A couple of weeks ago I told you about the Venezuelan dude I was dating who spoke no English. If you haven’t read that post yet, go take a look before reading this one please (I need the views). In that blog I told you that I did an irresponsible thing on our second date. Well, here’s that thing.
The day after our first date we were discussing what activity we’d do for our second date when he said “I could tattoo you”. As a huge lover of tattoos and also of getting things for free, I said “yes please, beautiful man” without stopping to think about whether this was a good idea. I quickly chose two designs for him to scratch into my delicate flesh, settling for a pineapple for my arm and a ‘pinky promise’ for my upper thigh/ass. Because why not?
We chose the following Tuesday for date number two, and I was full of excitement (cue more mouth watering from me) when he arrived at my house. After some brilliant kissing he set up his tattooing equipment in my shitty windowless bedroom and proceeded to change how my body will look for the rest of my life. As I lie on my bed trying to make small talk in Spanish while he dragged an ink-covered needle across my skin, I started to consider how my latest bright idea might not actually have been so bright.
As I write this I’m wondering whether you think getting tattoos is irresponsible enough to warrant a blog. Perhaps you’re disappointed and expected something much wilder to have happened on my second date. Getting a tattoo from a man you want to do ‘stuff’ to doesn’t seem so crazy, right? Wrong. Lemme tell you why this was one of my most stupid ideas to date.
- One of the tattoos he gave me is essentially on my ass. The first time a total hottie sees your ass should not be while it’s bleeding and you’re sweating (well, it depends what you’re into, I guess). He also had to clean my tattoo, and therefore my ass, and then wrap it in cling film once he’d finished it. That kind of intimacy should be saved for marriage, surely?
- Other than how he kisses, I didn’t really know much about this guy. A second date is usually reserved for getting to know your potential bae a little better, not for letting them mark your skin for eternity. It really is a lot of trust to put into someone whose surname you’re yet to learn. And I know that you don’t even tend to know how your tattooist kisses (well, you might – no judgment from me obvs), but it somehow seems more intimate to trust your newest make out partner than a new tattooist.

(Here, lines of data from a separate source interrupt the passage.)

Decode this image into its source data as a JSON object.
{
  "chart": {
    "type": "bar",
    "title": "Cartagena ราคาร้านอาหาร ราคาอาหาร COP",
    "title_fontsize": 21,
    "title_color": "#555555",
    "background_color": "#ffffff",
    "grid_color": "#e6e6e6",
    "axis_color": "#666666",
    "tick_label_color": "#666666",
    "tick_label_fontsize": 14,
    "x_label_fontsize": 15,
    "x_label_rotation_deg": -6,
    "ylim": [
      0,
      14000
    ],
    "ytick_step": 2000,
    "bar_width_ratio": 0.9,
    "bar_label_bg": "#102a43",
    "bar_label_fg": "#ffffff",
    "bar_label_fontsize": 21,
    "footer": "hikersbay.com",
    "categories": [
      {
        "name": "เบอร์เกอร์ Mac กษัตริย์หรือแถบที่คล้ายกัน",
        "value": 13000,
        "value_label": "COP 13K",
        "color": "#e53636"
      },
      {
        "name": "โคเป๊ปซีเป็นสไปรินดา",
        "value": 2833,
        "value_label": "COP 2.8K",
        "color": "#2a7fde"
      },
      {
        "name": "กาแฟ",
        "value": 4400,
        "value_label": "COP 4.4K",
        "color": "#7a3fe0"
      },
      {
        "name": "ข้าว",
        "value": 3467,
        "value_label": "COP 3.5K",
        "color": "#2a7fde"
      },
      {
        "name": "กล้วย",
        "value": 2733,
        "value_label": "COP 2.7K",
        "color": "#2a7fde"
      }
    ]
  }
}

- Do people really get tattooed in their bedrooms? Is that in any way safe/hygienic? Anybody who’s been in any of my bedrooms will know that I’m not good at cleaning, and that my bed is less than sterile. Wait, is that dust on your needle?
- As you know from my first blog post about him, this dude doesn’t speak English. It’s tricky to communicate which colour you want the pineapple on your arm to be when you don’t know the Spanish for ‘teal’, or where on your hip you want your ‘pinky promise’ tattoo when saying ‘hip’ hasn’t been covered on Duolingo yet.
- What if he turns out to be a dick (which sadly, he kind of did)? Now I have two reminders of my fleeting romance with a dude who ghosted me before those tattoos had even healed. I’m actually wearing my mistakes on my body. Forever. Whenever I look at my stupid pineapple arm I feel a bit pissed off. Strong move, Sophie.
We only managed two more dates post-tattoo, and our great love/lust is no more. But it’s cool, it’s not like he was the hottest man I’ve ever laid my eyes on in my entire 30 years on this planet. Oh, wait, it’s exactly like that. Bugger.
What’s the most irresponsible thing you’ve ever done with a Tinder date? SPILL THE BEANS!!!